Sober alcoholics, in AA or not, decide not to drink. No magic involved. Why do you imagine AA claims anything to the contrary?

“Happy” would be a bit of an overstatement.

2 visits is not really a fair trial. The jury is still out on that. Although I haven’t been able to let my guard down, it has been really educational to hear people describe same broken thought processes I have, and the serious legal, medical, and social consequences that they lead to. But then I hear someone talk about having 35 years sober and still wanting to drink, and it seems impossible to imagine right now.

But I know it’s possible. I quit drinking for 2 years when my kids were born. Coincidentally, work was going well, I was running 10K races, & cetera. I just have to figure out how to get back into that headspace.

It seems that most of the AA proponents I have come across, both in person and online, believe wholeheartedly in the disease model of addiction. This model seems to lessen personal responsibility. Doesn’t AA believe that relapse is part of recovery? To me a relapse would be failure. Something didn’t work and needs changing.

Willpower and personal responsibility have to be part of it, in my opinion. We aren’t totally powerless.

HMS himself has said he isn’t sure he is ready to give up the pleasure he gets from drinking. When the consequences of drinking outweigh the benefits, he may change his behavior. So far it doesn’t seem they have.

Why not join a running group? Get your mind on something new. If you have a running group counting on you to show up Friday morning or whenever, that could help prevent you from drinking Thursday night. In my issues with binge drinking, this sort of accountability has helped. I don’t want to let others down who are counting on me to do something.

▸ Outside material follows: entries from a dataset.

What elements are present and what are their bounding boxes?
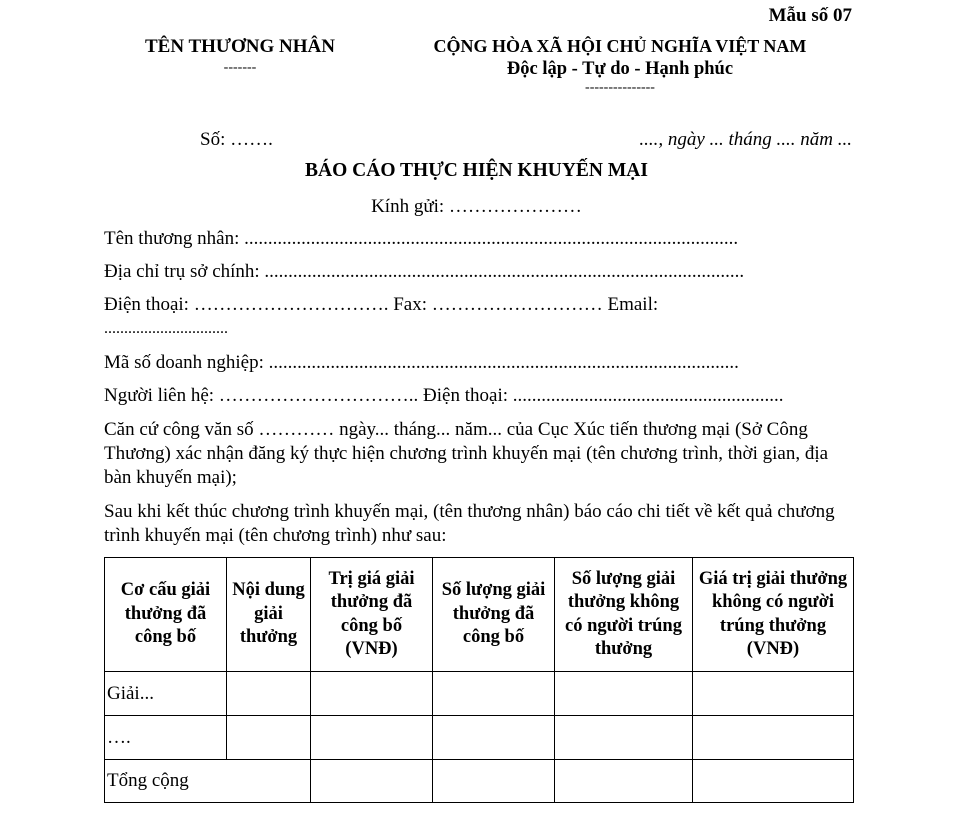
phone-fax-email-field: Điện thoại: …………………………. Fax: ……………………… Email: bbox=[104, 294, 659, 315]
national-header-rule: --------------- bbox=[585, 80, 655, 95]
merchant-header bbox=[105, 36, 375, 76]
contact-person-field: Người liên hệ: ………………………….. Điện thoại: ......................................................... bbox=[104, 385, 784, 406]
table-cell bbox=[693, 672, 854, 716]
table-cell bbox=[311, 672, 433, 716]
table-cell bbox=[693, 716, 854, 760]
merchant-header-rule: ------- bbox=[223, 60, 257, 75]
column-header: Trị giá giải thưởng đã công bố (VNĐ) bbox=[311, 558, 433, 672]
table-cell bbox=[311, 760, 433, 803]
table-cell bbox=[433, 760, 555, 803]
table-cell bbox=[555, 760, 693, 803]
report-title: BÁO CÁO THỰC HIỆN KHUYẾN MẠI bbox=[305, 160, 648, 181]
email-field-continuation: ............................... bbox=[104, 320, 228, 337]
document-date: ...., ngày ... tháng .... năm ... bbox=[639, 129, 852, 150]
table-cell bbox=[693, 760, 854, 803]
column-header: Số lượng giải thưởng không có người trúng thưởng bbox=[555, 558, 693, 672]
table-cell bbox=[433, 672, 555, 716]
table-cell bbox=[311, 716, 433, 760]
country-name: CỘNG HÒA XÃ HỘI CHỦ NGHĨA VIỆT NAM bbox=[433, 36, 807, 56]
merchant-name-header: TÊN THƯƠNG NHÂN bbox=[144, 36, 336, 57]
national-header bbox=[395, 36, 845, 96]
total-label: Tổng cộng bbox=[105, 760, 311, 803]
column-header: Cơ cấu giải thưởng đã công bố bbox=[105, 558, 227, 672]
tax-code-field: Mã số doanh nghiệp: ................................................................................................... bbox=[104, 352, 739, 373]
column-header: Giá trị giải thưởng không có người trúng thưởng (VNĐ) bbox=[693, 558, 854, 672]
results-table bbox=[104, 557, 854, 803]
total-row bbox=[105, 760, 854, 803]
national-motto: Độc lập - Tự do - Hạnh phúc bbox=[506, 59, 734, 79]
column-header: Số lượng giải thưởng đã công bố bbox=[433, 558, 555, 672]
address-field: Địa chỉ trụ sở chính: ..................................................................................................... bbox=[104, 261, 745, 282]
merchant-name-field: Tên thương nhân: ........................................................................................................ bbox=[104, 228, 739, 249]
addressee-line: Kính gửi: ………………… bbox=[371, 196, 582, 217]
table-cell bbox=[555, 672, 693, 716]
table-cell bbox=[227, 716, 311, 760]
table-cell bbox=[433, 716, 555, 760]
form-number: Mẫu số 07 bbox=[768, 5, 852, 26]
table-row bbox=[105, 716, 854, 760]
table-cell bbox=[555, 716, 693, 760]
table-cell bbox=[227, 672, 311, 716]
basis-paragraph: Căn cứ công văn số ………… ngày... tháng... năm... của Cục Xúc tiến thương mại (Sở Công Thương) xác nhận đăng ký thực hiện chương trình khuyến mại (tên chương trình, thời gian, địa bàn khuyến mại); bbox=[104, 419, 829, 488]
table-row bbox=[105, 672, 854, 716]
report-intro-paragraph: Sau khi kết thúc chương trình khuyến mại, (tên thương nhân) báo cáo chi tiết về kết quả chương trình khuyến mại (tên chương trình) như sau: bbox=[104, 501, 835, 546]
document-number: Số: ……. bbox=[200, 129, 273, 150]
table-header-row bbox=[105, 558, 854, 672]
column-header: Nội dung giải thưởng bbox=[227, 558, 311, 672]
table-cell: …. bbox=[105, 716, 227, 760]
table-cell: Giải... bbox=[105, 672, 227, 716]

For example, tonight would be a great night to go out to the bars and drink my ass off and have a fun night. But I am playing basketball in the morning at 9 a.m. If I cancel or show up hungover, I screw it up for the others. Hence, I purposely schedule games early on Saturday mornings. It works for me, mostly.

This is why I prefer the injury metaphor to the disease metaphor. If you’ve injured yourself, you go to therapy and retrain until you function. Maybe that means making the body part stronger or just finding ways of living with the injury. Sometimes you fail, but failure is an inherent part of change.

The accountability idea is good. I actually quit running because I had developed some back problems. Come to think of it, that’s about the time I started drinking. Maybe I can ease back into running or find some other thing.

Yeah - my sobriety happened to coincide with my training for a marathon. Tho I quit months before the long weekend runs, those would certainly make you think twice about tying one on the night before.

People generally impress me with what they are capable of, should they choose to try. Different approaches work for different folk. I’m not terribly impressed with purported helplessness (not saying anyone or any organization in this thread has urged such a perspective.)